In blog-post reflection on blogging Elliot Milco considers blogging mostly insofar as it is communication with others:
The purposes of communication are: to convey the truth, to express one’s will, and to delight. These are respectively the virtuous, useful, and pleasant goods of speaking.
But when I think about why I began this blog it seems to me that my main purpose was not so much to teach, sway, or delight my readers, but rather to clarify my own thoughts. In a recent post on Jacob Klein and Charles De Koninck I discussed the idea of philosophy, and therefore of philosophical writing, as a clarification of what is contained in a confused way in the first movements of the mind. Peter Kalkavage, an SJC tutor very much in the tradition of Klein, has a wonderful little essay “Writing to Learn,” in which he writes:
writing — the sort of writing that pertains to us as human beings rather than as professionals — is primarily for oneself and only secondarily, if importantly, for others. Why write? Not primarily to communicate but rather to inquire, that is, to grasp a thought with greater clarity and depth. The true beginning of such writing is the desire to know…
That is the kind of writing for which I started this blog. Of course, a blog is not a private notebook; people sometimes actually read what I write here, and this affects my writing in all sorts of ways. James Chastek, whose blog is my beau ideal of this sort of blogging, writes something about his readers that I would like to apply to my own:
I’m very thankful for those who read the things I write here. I would have abandoned a mere private diary or a blog with no readers after two entries, and so each of you had an essential role to play in the project.
And then of course once there are readers some posts are written for the sake of persuading or delighting them. But I think that this leads to a different kind of writing, with its own ends—namely those that Milco enumerated: teaching, or moving to action, or delighting.
Milco writes, “One should not desire an audience for its own sake,” and “the audience is the incidental recipient.” But I think that this is more true of the kind of writing that one does for one’s own learning. In the kind of writing that is ordered to communication the readers are often not incidental.
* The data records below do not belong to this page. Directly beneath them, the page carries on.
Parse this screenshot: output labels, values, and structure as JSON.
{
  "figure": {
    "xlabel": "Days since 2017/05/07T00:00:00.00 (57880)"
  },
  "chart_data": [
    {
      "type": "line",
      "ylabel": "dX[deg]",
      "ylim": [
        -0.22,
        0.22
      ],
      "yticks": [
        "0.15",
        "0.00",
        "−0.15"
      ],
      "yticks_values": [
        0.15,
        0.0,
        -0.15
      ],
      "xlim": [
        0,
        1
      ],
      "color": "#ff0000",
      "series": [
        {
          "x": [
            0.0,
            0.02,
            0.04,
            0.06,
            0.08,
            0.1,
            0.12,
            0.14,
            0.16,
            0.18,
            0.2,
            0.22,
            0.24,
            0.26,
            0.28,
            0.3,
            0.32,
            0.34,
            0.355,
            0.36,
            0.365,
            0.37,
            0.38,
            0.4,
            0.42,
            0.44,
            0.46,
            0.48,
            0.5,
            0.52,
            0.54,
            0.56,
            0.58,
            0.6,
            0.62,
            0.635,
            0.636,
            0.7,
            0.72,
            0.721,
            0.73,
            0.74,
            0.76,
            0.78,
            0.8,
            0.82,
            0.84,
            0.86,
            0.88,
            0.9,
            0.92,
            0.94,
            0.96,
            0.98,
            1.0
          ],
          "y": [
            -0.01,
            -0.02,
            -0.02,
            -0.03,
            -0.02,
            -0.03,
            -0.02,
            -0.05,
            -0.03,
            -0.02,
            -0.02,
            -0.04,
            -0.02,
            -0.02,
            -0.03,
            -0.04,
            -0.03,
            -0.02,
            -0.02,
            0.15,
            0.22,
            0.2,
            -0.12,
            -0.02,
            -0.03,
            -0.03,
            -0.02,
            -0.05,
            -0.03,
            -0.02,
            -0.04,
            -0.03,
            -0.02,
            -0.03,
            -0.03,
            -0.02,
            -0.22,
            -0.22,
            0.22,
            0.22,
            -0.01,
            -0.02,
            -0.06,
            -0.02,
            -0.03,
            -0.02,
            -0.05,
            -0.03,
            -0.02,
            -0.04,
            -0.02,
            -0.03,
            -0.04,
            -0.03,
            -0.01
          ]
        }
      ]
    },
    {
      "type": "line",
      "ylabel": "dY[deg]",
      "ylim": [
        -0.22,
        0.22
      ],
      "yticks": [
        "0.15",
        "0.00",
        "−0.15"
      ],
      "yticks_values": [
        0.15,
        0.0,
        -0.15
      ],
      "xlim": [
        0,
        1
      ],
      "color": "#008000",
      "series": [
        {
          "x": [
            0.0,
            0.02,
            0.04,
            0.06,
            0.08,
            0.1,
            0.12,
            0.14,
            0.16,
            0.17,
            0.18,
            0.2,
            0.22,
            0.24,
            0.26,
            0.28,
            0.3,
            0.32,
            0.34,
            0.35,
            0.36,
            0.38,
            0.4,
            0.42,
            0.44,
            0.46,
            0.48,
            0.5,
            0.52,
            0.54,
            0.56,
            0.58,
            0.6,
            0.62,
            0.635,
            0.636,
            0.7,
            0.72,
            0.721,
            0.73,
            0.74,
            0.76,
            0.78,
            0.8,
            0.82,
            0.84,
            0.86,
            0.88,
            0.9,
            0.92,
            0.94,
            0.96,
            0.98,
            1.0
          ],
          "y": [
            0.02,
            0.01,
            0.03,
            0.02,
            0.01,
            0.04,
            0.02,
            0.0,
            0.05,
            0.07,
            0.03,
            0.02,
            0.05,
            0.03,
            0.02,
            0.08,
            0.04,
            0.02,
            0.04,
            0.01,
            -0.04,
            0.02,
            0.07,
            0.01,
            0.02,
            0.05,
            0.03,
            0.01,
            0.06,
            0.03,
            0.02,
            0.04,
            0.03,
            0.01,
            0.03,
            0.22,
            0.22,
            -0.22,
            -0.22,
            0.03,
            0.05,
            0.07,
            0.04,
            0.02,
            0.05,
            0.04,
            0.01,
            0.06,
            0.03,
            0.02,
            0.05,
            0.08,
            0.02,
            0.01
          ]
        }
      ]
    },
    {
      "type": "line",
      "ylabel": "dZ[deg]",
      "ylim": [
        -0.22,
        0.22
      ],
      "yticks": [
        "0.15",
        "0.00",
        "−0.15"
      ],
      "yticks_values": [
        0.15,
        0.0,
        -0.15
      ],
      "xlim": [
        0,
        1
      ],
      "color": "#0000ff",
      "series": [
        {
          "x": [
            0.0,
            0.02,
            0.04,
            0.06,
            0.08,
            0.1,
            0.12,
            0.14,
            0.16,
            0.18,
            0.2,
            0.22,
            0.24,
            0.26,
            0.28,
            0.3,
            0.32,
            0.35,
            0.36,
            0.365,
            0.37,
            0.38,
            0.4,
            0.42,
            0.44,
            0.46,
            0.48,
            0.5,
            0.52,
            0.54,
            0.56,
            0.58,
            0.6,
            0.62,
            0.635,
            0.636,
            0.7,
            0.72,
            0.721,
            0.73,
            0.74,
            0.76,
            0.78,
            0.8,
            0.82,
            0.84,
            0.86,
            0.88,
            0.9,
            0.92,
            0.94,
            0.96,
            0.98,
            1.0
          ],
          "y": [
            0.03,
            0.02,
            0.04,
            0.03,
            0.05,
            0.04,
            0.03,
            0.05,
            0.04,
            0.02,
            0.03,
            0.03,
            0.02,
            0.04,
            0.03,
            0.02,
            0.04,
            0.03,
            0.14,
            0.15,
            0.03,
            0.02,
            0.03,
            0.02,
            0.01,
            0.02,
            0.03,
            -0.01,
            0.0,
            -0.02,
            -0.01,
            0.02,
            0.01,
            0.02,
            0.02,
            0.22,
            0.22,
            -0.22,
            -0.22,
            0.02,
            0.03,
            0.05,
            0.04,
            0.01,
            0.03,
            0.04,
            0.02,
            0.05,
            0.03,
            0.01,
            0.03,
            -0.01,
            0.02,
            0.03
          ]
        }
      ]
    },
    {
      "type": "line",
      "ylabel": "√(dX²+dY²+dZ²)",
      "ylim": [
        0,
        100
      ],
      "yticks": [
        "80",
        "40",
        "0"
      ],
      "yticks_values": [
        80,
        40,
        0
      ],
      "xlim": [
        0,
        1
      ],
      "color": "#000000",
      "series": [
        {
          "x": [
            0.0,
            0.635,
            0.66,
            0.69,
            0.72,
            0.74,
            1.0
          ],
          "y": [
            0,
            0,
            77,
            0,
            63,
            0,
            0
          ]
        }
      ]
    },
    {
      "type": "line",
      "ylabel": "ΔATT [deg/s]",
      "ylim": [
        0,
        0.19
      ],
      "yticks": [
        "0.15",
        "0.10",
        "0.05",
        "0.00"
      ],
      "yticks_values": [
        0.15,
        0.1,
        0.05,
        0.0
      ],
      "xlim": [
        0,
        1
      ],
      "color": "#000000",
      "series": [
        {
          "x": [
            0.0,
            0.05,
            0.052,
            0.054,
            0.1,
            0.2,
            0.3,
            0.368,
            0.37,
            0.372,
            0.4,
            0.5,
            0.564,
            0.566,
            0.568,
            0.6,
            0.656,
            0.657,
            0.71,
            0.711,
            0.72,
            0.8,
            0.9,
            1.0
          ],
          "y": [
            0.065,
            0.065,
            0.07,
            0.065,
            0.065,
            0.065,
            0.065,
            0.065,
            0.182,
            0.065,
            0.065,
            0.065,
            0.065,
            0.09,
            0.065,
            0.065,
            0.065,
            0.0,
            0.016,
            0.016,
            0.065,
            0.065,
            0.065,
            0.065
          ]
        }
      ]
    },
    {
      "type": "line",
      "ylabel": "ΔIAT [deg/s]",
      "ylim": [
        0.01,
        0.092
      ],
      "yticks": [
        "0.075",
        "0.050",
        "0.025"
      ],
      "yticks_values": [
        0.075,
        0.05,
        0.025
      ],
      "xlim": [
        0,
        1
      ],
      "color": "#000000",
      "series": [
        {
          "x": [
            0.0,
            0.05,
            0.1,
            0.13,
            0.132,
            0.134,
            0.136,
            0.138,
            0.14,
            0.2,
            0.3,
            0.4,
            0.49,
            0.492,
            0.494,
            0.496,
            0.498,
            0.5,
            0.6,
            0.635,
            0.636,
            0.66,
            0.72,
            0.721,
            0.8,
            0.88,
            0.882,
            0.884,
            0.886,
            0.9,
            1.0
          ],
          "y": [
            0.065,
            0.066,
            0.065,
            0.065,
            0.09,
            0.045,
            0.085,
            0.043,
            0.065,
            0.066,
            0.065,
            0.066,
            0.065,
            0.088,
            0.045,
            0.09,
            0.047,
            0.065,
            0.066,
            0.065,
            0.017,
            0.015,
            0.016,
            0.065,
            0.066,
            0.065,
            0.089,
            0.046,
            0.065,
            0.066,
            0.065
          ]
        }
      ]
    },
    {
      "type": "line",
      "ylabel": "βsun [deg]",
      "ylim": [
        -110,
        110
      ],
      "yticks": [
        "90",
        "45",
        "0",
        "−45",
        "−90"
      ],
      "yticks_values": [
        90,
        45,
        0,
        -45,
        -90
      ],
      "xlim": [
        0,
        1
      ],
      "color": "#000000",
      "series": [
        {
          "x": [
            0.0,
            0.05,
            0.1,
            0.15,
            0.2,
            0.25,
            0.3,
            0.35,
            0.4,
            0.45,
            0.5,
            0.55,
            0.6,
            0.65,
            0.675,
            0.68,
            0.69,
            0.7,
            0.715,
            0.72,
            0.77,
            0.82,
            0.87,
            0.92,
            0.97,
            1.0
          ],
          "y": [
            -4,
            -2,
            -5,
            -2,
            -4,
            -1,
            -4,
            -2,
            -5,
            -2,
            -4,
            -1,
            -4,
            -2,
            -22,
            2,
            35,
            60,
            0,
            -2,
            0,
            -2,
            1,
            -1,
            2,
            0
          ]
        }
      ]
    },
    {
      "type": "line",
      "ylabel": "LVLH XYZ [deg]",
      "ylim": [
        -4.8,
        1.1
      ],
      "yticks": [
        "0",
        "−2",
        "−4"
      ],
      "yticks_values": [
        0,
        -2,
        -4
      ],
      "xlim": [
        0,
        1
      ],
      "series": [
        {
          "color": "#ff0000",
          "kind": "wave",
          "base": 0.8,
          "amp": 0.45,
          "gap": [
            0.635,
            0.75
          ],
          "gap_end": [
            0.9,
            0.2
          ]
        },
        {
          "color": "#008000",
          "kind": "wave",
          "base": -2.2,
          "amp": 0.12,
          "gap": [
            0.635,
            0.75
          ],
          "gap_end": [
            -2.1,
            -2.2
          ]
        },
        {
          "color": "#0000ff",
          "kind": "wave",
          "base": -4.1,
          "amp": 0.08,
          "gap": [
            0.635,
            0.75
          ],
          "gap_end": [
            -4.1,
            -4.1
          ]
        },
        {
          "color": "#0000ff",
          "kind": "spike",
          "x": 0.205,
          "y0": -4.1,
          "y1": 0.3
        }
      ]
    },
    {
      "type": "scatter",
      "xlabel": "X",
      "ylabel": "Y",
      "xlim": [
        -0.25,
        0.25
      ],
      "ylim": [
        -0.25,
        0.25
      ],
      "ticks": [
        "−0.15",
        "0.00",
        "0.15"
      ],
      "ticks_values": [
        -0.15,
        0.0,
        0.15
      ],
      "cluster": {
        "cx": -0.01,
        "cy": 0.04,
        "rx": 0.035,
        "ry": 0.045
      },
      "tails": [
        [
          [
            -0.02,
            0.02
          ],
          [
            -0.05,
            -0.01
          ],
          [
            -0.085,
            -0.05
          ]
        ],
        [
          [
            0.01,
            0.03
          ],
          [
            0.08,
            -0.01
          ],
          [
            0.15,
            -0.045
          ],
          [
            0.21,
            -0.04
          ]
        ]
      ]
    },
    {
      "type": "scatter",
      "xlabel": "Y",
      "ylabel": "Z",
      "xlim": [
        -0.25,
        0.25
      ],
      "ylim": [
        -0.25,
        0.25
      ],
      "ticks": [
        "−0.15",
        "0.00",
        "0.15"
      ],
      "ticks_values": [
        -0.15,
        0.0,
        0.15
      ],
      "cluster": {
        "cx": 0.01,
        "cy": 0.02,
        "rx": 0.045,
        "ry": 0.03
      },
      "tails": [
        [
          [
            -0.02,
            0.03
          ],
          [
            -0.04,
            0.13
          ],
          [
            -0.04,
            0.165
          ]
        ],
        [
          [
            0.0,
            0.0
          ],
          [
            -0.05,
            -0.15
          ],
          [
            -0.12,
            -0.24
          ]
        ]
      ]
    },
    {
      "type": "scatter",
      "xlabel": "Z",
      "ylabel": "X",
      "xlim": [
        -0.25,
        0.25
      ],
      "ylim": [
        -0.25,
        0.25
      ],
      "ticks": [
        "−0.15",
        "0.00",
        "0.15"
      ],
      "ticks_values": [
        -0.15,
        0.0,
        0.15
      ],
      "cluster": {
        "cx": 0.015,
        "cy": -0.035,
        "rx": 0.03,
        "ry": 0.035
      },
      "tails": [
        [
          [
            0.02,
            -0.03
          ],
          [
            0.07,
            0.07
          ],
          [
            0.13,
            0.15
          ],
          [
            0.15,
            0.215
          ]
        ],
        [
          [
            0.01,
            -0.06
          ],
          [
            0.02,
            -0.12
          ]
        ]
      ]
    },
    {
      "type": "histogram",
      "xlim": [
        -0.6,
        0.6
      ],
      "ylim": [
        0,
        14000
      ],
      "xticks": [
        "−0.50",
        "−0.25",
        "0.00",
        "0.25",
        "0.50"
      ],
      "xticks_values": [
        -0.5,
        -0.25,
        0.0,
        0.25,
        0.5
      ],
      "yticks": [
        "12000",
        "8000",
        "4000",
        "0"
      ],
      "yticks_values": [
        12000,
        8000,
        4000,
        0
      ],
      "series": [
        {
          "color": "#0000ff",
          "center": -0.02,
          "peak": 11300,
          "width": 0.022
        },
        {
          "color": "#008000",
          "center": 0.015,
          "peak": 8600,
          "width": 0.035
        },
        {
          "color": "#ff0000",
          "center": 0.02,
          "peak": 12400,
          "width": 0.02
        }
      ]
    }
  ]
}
If, for example, I am writing about the immorality of marijuana smoking in order to clarify my own thoughts about the matter, then the readers are incidental, if however I am writing because I want to persuade my countrymen that they should not legalize marijuana then I ought to find a medium which will be read by many influential people of the sort likely to be persuadable by my sort of argument.
Milco’s post was occasioned by the first post of modestinus’s new blog. Modestinus writes that he had been considering abandoning blogging for the sake of writing in web-magazines such as Ethika Politika or print media such the The Remnant. If Modestinus is primarily interested in didactic, rhetorical, or poetic writing—that is, writing that is primarily for its readers—then he probably should have done so, but if he is interested in “writing to learn,” a personal blog is an excellent medium for that purpose.